Sehr viel gepflegter als zum
Beispiel die von Buenos Aires.
Eigentlich hatten wir ganz andere Pläne. Eigentlich wollten wir in Paraguay abhängen; für eine Woche durchpusten und Kraft schöpfen für die letzten vier, wahrscheinlich recht anstrengenden Wochen in Südamerika. Nun hat sich unsere Bleibe dort aber als Vollflop erwiesen. Und auch sonst hatten wir in Paraguay ein bisschen Pech - siehe Doreens Blogeintrag. Soweit es mich betrifft, hatte ich auch einfach keine Lust mehr auf schäbige Unterkünfte und dreckige Straßen. Und so haben wir eine kurzfristige Routenänderung beschlossen. Statt über Paraguay nach Bolivien zu reisen, sind wir wieder zurück nach Argentinien. Salta sollte das Ziel sein.
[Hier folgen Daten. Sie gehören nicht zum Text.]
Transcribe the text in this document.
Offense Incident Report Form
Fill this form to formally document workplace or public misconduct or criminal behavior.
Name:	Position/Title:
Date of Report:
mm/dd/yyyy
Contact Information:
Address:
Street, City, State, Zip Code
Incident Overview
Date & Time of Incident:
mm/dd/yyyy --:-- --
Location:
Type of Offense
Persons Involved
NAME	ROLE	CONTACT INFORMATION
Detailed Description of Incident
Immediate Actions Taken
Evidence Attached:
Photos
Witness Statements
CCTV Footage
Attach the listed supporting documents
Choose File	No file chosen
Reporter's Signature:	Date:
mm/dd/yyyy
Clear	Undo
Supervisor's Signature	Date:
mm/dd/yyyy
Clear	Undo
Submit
Wir hatten vorher ein bis vier Reisende getroffen, die mit glänzenden Augen von dieser Stadt im Norden Argentinien erzählt hatten. Na, mal sehen. 

Die hier hat mir Doreen
geschenkt. Wer kennt ihren Namen?
Für die Busfahrt hierher hatten wir ein bisschen Deluxe beim Betreiber Rio Urugay gebucht. Zwar keinerlei Ess- und Trinkservice an Bord, also keinesfalls ein Vergleich mit den Schampusfahrten mit Crucero del Norte; aber immerhin Cama Coche, sprich breite Leder-Schlafsessel zum schlummern. Nur hat unser Nachtbus an so ziemlich jedem Kaktus entlang der Strecke Leute aus- und wieder eingeladen; ist über Rüttelpisten geholpert; und um Kurven geschlittert, so dass an Schlummer oder gar Schlaf kaum zu denken war. So betrachtet ist´s gar nicht mehr so dramatisch, dass bei zwei von insgesamt vier verfügbaren Schlafplätzen die Rückenlehne nicht in Schlafstellung verharren wollte, und die ganze Konstruktion letztlich also doch nur als gewöhnlicher Sitzplatz funktioniert hat. Richtig geraten, mein Platz war auch kaputt. 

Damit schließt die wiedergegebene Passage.